羅馬、長安、香港


羅馬不是一天建成的,羅馬也不可能在一天之內就忽然陷落。但是一個輝煌時代的消逝,卻遠遠要比建造一個王朝容易。這裡掉一塊瓦,那邊碎一塊磚,不知不覺,一座光明燦爛的城市就已經走到了它的盡頭。

香港的法治與廉潔是這座城市最偉大的招牌,它的具體體現,則是包括海關和警察在內的紀律部隊,以及神話般的廉政公署。許多大陸遊客都和香港警察打過交道,他們往往驚訝於香港警員的斯文、有禮、高效與認真,回去之後,經過一重重的比較與傳說,便成了香港在大陸發揮的“軟實力”的一部份。至於廉政公署,雖然多數人都沒有和它接觸的第一手經驗,可它在大陸的威名更是無遠弗屆,就算走到河北的鄉村,都有農民要我說說它的故事,並且慨嘆:“要是我們也有廉政公署就好了。”

我讀歷史的時候,時常忍不住要替古人憂心,尤其是活在盛世之中的百姓。
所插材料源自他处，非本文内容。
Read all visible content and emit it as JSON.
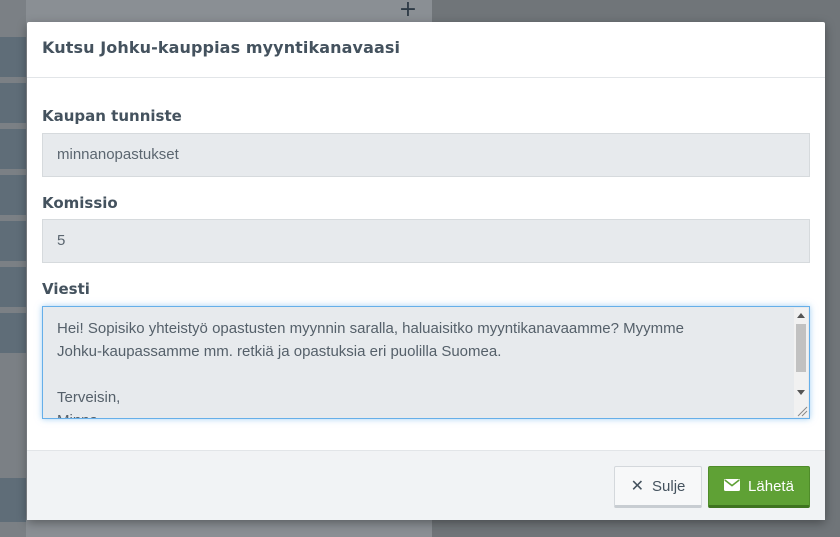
{
  "modal": {
    "title": "Kutsu Johku-kauppias myyntikanavaasi"
  },
  "form": {
    "store_id": {
      "label": "Kaupan tunniste",
      "value": "minnanopastukset"
    },
    "commission": {
      "label": "Komissio",
      "value": "5"
    },
    "message": {
      "label": "Viesti",
      "lines": [
        "Hei! Sopisiko yhteistyö opastusten myynnin saralla, haluaisitko myyntikanavaamme? Myymme",
        "Johku-kaupassamme mm. retkiä ja opastuksia eri puolilla Suomea.",
        "",
        "Terveisin,",
        "Minna"
      ]
    }
  },
  "footer": {
    "close_label": "Sulje",
    "send_label": "Lähetä"
  },
  "icons": {
    "close": "close-icon",
    "send": "envelope-icon",
    "background_add": "plus-icon"
  },
  "colors": {
    "send_button": "#5fa135",
    "focus_border": "#66afe9",
    "title_text": "#44525e"
  },
  "background": {
    "add_symbol": "+"
  }
}
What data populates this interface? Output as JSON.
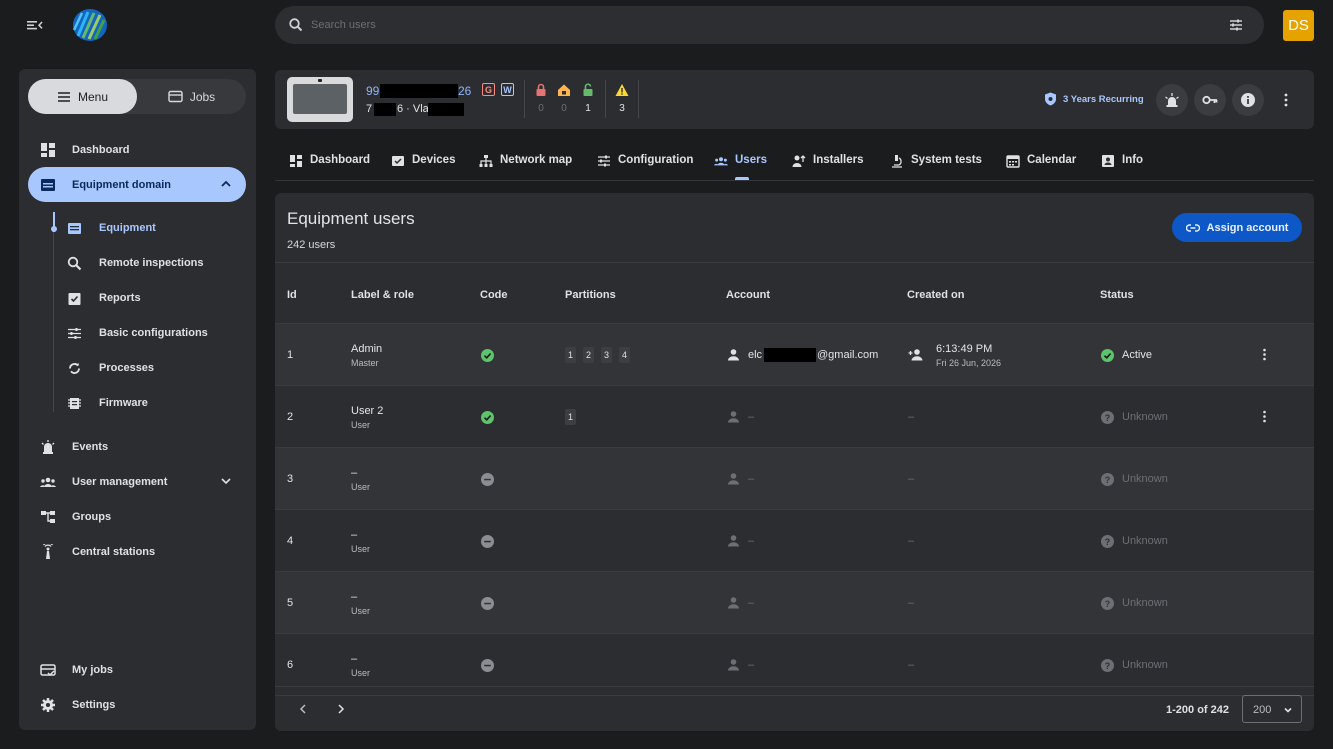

例如“開元之治”,難道那些在曲江江畔結伴春遊,賞花飲酒的長安市民還沒發現,城破家亡的日子已經不遠?所謂“開元盛世”,前後其實還不到30年,之後便是漫長的腐敗、衰退和內戰了。

將來要是有人替一座叫做“香港”的城市書史,又會怎樣形容我們這個時代呢?

20世紀70年代以前,這個城市的消防員要先收受災民的錢,才肯放水救火;皇家警隊不只養肥了幾個身家逾億的探長,還成了封報館打學生的政治鷹犬。直到80年代,才漸漸生出後人所說的“香港核心價值”。正當這套價值被人捧到最高點的時候,廉政公署的頭目開始請人喝茅台了,警隊的極峰則一次又一次地發明出大家聞所未聞的新名詞,比方說“低調通緝”。

不多不少,香港的神話也只維持了30年,在它終將破滅的前夕,樂不思蜀的市民猶在港岸圍著一隻巨大的黃鴨拍照。